Sources sur environnement et charge cognitive

  1. Cohen, U. & Weisman, G. (1991).
    Holding on to home: Designing environments for people with dementia.
    → Impact environnemental sur agitation et orientation.
  2. Marquardt, G. et al. (2014).
    The impact of the built environment on people with dementia.
    The Gerontologist, 54(4), 579–589.
    → Revue systématique sur environnement structuré.

FAQ

Pourquoi corriger une personne atteinte d’Alzheimer peut augmenter son agitation ?

Parce que la mémoire factuelle est altérée, mais la mémoire émotionnelle reste active. La personne oublie la correction, mais retient le sentiment d’échec ou de frustration.

 

Le stress de l’aidant influence-t-il vraiment la personne malade ?

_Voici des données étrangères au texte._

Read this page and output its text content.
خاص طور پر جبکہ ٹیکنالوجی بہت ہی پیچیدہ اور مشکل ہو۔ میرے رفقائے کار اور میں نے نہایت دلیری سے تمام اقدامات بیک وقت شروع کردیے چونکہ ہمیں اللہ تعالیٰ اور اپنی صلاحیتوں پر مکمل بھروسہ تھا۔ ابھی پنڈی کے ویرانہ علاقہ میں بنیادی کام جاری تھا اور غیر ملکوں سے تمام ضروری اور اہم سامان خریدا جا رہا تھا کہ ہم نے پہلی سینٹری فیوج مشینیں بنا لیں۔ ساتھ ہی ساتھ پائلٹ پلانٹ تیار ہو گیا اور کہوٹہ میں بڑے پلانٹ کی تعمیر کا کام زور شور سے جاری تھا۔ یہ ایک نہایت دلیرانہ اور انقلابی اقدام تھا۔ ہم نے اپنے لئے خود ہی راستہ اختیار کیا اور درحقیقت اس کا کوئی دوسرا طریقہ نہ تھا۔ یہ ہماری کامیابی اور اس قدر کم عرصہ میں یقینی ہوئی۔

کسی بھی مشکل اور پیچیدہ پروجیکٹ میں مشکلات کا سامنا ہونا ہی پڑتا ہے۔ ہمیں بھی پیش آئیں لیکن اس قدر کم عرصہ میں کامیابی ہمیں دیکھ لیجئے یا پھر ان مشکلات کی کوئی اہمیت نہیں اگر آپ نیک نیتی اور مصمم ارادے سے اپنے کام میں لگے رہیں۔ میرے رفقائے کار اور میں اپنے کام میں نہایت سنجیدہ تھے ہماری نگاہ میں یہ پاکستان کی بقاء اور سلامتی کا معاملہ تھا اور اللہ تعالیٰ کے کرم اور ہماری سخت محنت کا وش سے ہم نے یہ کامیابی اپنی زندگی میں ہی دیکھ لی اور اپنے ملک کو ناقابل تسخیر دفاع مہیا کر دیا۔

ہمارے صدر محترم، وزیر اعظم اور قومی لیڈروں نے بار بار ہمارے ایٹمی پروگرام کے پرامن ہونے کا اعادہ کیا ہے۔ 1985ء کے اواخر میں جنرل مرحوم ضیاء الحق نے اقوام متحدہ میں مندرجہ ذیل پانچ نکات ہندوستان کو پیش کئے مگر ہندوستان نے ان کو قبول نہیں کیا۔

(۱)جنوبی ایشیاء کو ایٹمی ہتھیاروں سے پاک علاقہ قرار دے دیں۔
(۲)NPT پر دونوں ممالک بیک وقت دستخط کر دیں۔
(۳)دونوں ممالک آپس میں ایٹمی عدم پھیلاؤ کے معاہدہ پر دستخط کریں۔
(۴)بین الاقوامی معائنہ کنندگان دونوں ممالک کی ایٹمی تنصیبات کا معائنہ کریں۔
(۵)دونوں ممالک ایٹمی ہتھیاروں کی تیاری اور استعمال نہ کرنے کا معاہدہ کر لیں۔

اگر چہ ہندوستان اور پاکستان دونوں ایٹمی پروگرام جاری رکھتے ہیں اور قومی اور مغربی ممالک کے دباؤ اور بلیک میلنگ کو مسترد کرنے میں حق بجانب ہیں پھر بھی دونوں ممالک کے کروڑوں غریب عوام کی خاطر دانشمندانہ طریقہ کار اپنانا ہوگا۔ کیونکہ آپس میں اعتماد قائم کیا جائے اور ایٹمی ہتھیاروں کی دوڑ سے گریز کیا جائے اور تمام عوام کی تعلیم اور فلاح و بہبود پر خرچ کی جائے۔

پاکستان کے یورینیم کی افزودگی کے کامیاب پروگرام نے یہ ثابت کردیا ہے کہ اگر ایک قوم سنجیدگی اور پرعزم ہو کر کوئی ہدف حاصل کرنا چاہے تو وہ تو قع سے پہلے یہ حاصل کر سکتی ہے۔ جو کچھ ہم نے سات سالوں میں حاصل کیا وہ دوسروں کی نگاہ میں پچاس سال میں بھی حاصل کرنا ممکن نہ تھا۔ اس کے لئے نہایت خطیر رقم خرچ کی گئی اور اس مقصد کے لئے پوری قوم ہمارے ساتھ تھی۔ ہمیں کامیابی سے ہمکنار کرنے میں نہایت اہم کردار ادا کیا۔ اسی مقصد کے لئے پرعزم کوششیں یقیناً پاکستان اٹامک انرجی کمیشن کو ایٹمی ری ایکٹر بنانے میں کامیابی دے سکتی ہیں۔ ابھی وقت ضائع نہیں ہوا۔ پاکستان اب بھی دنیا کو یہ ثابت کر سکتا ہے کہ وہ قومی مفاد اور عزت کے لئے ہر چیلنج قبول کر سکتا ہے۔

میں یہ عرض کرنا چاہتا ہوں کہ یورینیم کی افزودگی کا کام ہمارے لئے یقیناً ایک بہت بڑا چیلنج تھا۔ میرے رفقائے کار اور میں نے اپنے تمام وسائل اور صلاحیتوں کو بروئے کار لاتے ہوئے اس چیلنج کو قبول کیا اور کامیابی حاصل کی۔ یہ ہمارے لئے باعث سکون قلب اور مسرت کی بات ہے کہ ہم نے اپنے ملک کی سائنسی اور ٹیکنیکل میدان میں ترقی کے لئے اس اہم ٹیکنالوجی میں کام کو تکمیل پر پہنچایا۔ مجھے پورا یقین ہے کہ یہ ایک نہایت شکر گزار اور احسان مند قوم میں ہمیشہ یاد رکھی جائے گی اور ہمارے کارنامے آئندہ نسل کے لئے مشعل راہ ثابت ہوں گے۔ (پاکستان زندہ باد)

Oui. Les mécanismes de synchronisation émotionnelle et les neurones miroirs font que la tension émotionnelle est perçue, même sans compréhension verbale.

 

Pourquoi l’environnement est-il si important avec Alzheimer ?

La maladie altère les fonctions exécutives. Un environnement simplifié réduit la charge cognitive et diminue l’agitation.

 

Est-il normal de se sentir épuisé en tant qu’aidant ?

Oui. Le stress chronique modifie la régulation émotionnelle et augmente la fatigue mentale. C’est un mécanisme neurobiologique, pas un manque d’amour.

 

Peut-on améliorer la relation malgré la progression de la maladie ?

Oui. Les circuits émotionnels restent actifs plus longtemps que la mémoire déclarative. Le lien affectif demeure un levier puissant.